Media
November 17, 2015 / Law Alert

Ohio federal court holds generic drug manufacturer not liable for inadequate warnings where plaintiff’s physicians did not read and rely on warnings

View printable PDF

In the case Fulgenzi v. PLIVA, Inc., 2015 U.S. Dist. LEXIS 144283 (N.D. Ohio Oct. 23, 2015), the United States District Court for the Northern District of Ohio made clear that the fact of an inadequate warning is not enough to establish a drug manufacturer’s liability. Rather, the plaintiff must also establish proximate cause, which can depend on whether the plaintiff’s physicians read and relied on inadequate product warnings in prescribing drugs to the plaintiff.

The Facts
This Fulgenzi opinion concludes six years of product liability litigation over plaintiff Eleanor Fulgenzi’s claims that she developed the severe neurological movement disorder tardive dyskinesia (TD) after ingesting the drug metoclopramide (brand name Reglan). PLIVA, a generic manufacturer of metoclopramide and the only defendant remaining in the case, moved for summary judgment on the sole remaining claim for failure to warn under Ohio statutory law.

Reglan was first approved by the FDA in 1980 and has been traditionally prescribed to treat a variety of digestive illnesses. As studies revealed the risk of developing TD, the product’s labeling was revised. Pursuant to the federal regulatory scheme’s “duty of sameness,” generic manufacturers were required to update their generic labels accordingly. It was undisputed that PLIVA failed to revise its general label for metoclopramide to include updated 2004 warnings regarding duration of use (“Therapy should not exceed 12 weeks in duration.”).

Plaintiff was prescribed Reglan between July 2004 and August 2007 by three separate physicians, and pharmacists filled each of her prescriptions with the generic equivalent. At least some of those prescriptions were filled with metoclopramide manufactured by PLIVA. Each of plaintiff’s three physicians testified that they did not read the PLIVA warnings. Plaintiff was thereafter diagnosed with TD.

In 2009, plaintiff sued various generic and brand-name manufacturers. The brand-name manufacturers were dismissed and the case was stayed until the Supreme Court issued its decision in Mensing. After that decision, plaintiff amended her complaint, including among other things, a failure-to-warn claim under the Ohio Product Liability Act (OPLA). The Northern District then granted PLIVA’s motion to dismiss, finding that plaintiff’s failure-to-warn claims were preempted by federal law according to Mensing. Plaintiff appealed that dismissal, and the United States Court of Appeals for the Sixth Circuit reversed. The Sixth Circuit issued a narrow opinion that circumscribed plaintiff’s claims, requiring her to “argue that PLIVA should have included the language contained in the updated Reglan label by soon after July 2004, and that the failure to include that language proximately caused her injuries.”

The Court’s Analysis
On remand, the Northern District of Ohio held that plaintiff could not establish proximate cause as a matter of law because “the record shows that plaintiff’s prescribing physicians did not rely upon PLIVA’s deficient 2004 warning label.” Under Ohio law, where an inadequate warning is given, a presumption arises in favor of the plaintiff as to proximate cause, but “a defendant can rebut this presumption by showing that ‘an inadequate warning would have made no difference in the physician’s decision as to whether to prescribe a drug or as to whether to monitor the patient thereafter.’” Because plaintiff’s physicians each testified that they did not read the PLIVA warning and plaintiff could not point to any record evidence suggesting otherwise, the Court granted PLIVA’s motion for summary judgment.

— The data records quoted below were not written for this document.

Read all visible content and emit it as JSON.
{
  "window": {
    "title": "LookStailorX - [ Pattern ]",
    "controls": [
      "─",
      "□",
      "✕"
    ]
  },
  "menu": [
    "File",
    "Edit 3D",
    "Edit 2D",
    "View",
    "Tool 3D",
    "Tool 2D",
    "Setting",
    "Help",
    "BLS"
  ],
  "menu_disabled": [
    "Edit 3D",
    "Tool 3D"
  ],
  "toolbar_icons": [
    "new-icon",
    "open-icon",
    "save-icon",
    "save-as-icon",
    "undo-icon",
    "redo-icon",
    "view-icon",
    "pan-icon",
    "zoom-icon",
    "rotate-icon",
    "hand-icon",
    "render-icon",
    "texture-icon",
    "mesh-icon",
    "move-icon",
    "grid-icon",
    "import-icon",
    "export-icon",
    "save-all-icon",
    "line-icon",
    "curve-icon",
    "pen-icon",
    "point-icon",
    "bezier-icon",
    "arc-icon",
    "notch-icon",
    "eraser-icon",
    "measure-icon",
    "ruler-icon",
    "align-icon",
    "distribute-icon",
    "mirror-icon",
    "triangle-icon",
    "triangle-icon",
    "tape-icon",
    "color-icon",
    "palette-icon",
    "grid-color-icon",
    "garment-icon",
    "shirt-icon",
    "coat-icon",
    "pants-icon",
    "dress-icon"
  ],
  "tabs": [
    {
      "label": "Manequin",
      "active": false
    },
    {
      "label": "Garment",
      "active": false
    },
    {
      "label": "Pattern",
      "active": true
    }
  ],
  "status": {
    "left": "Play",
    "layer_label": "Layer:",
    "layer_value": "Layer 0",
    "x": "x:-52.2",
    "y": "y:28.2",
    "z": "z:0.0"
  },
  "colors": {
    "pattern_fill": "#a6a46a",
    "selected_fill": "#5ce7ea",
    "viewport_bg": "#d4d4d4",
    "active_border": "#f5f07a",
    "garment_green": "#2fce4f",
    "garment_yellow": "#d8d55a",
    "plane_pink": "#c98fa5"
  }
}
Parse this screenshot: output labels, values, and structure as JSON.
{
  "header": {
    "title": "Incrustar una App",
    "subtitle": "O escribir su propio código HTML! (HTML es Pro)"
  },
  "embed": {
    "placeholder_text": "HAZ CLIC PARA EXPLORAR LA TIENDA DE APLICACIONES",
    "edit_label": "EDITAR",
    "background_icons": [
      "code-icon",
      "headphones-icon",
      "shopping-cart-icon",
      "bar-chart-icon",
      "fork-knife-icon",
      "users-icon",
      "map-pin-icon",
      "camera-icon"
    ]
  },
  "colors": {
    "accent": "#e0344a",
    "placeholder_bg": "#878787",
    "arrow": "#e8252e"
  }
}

The Court also found it significant that each physician prescribed Reglan, not the generic equivalent, which “dictated that they would have had no reason to seek out an insert from one of several manufacturers of the generic counterpart.”

Finally, the Court rejected plaintiff’s last-ditch “failure-to-communicate” theory, in which she argued that PLIVA should have found some other way—such as a “Dear Doctor” letter—to communicate the information in the 2004 updated warning to plaintiff’s physicians. The Sixth Circuit has recently rejected a similar theory, noting that a generic manufacturer’s federal “duty of sameness” would actually prevent it from independently pursuing any means of communication not utilized by the name-brand drug manufacturer.

Key Takeaways For Drug Manufacturers
PLIVA and its attorneys made several key decisions in developing the facts and law of this case in anticipation of a causation defense to plaintiff’s warning claims. First, they got plaintiff’s physicians to concede that the physicians did not read and rely on the generic drug’s warnings. Second, they developed a persuasive rationale behind this—plaintiff’s physicians were well experienced with the brand-name drug and prescribed it to plaintiff; therefore, they had no reason to look at labels from one of several generic manufacturers. Third, they utilized the federal “duty of sameness” as a shield when plaintiff claimed that PLIVA, a generic manufacturer, should have done more to warn consumers.